No campo da fé, por exemplo, em vez de tementes, somos temerários; e em vez de acolhermos a graça da misericórdia, convertendo-nos, pensamo-nos farisaicamente limpos e, por isso, dispensados.
Os “outros” — os que não são como nós — esses, sim, até merecem que lhes caia sobre as cabeças a torre de Siloé ou qualquer desgraça natural, como merecido castigo.
Urge meditar o texto do Evangelho que hoje nos é proposto (Lc 13, 1-9) e (re)descobrir que destapa as nossas ilusões, urgindo outra leitura dos acontecimentos: o que nos mata — e mata com a pior das mortes, porque nos mata por dentro — é precisamente a presunção.

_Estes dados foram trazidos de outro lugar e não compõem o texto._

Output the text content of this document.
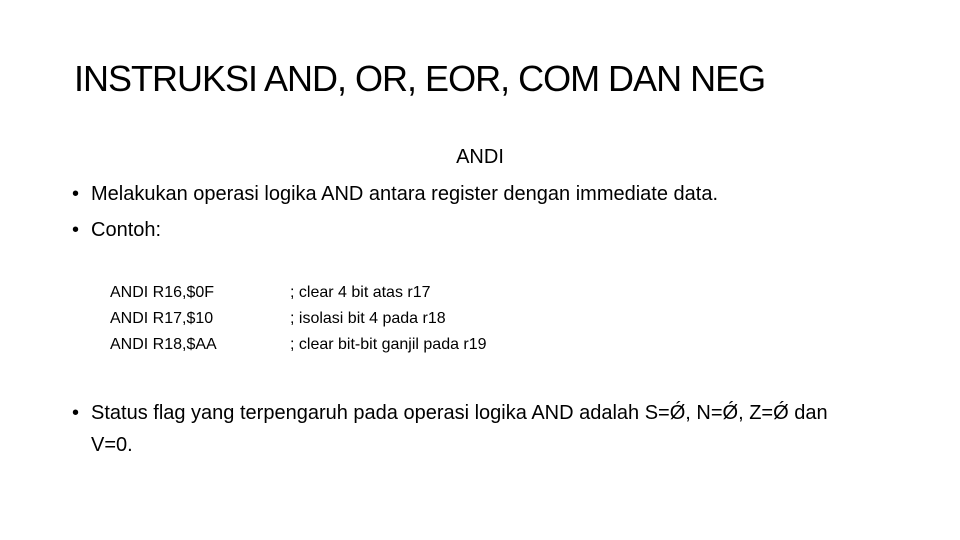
INSTRUKSI AND, OR, EOR, COM DAN NEG
ANDI
• Melakukan operasi logika AND antara register dengan immediate data.
• Contoh:
ANDI R16,$0F
ANDI R17,$10
ANDI R18,$AA
; clear 4 bit atas r17
; isolasi bit 4 pada r18
; clear bit-bit ganjil pada r19
• Status flag yang terpengaruh pada operasi logika AND adalah S=Ǿ, N=Ǿ, Z=Ǿ dan V=0.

Esta, de facto, faz-nos crer que basta ocupar um pedaço de terreno na vinha (Igreja), sem corrigir modos de viver, de estar e de nos relacionarmos. Tal como muitos cristãos de Corinto pensavam ser suficiente a incardinação num povo ou a recepção do baptismo, sem porem de lado a cobiça e a murmuração, por exemplo. Por isso Paulo lhes escreveu: «Quem julga estar de pé, tome cuidado para não cair» (I Cor.10, 10.12)…
Urge cuidarmos de vencer as omissões que nos sossegam por nos levarem a imaginar um Deus que deve fazer o que nos compete. Aliás, se elas redundam em fracassos pessoais ou colectivos, quantas vezes, sem emendarmos a mão, perguntamos: «Mas, afinal, não é “misericórdia” o nome de Deus?… Não quer Ele a conversão e a vida do pecador, mais que o braço firme e a lâmina cortante da moto serra no tronco ainda estéril da figueira?…».
Quer. Quer que queiramos! Mas, para citar de cor o cardeal Kasper, a misericórdia não é uma graça barata!…
Pensamos caminhar e chegar, sem a humildade descalça de Moisés e a aceitação atenta da presença de Deus que vê todas as misérias, ouve todos os clamores, conhece todas as angústias e procura quem aceite servir a Sua libertação.
«Procura QUEM…»
Detenho-me aqui, com palavras de D. António Couto (“Quando Ele abra as Escrituras”, Ano C): atento a todas as situações, «Deus nunca responde alguma coisa. Deus responde sempre ALGUÉM!». Ou seja «somos nós» a Sua resposta hoje.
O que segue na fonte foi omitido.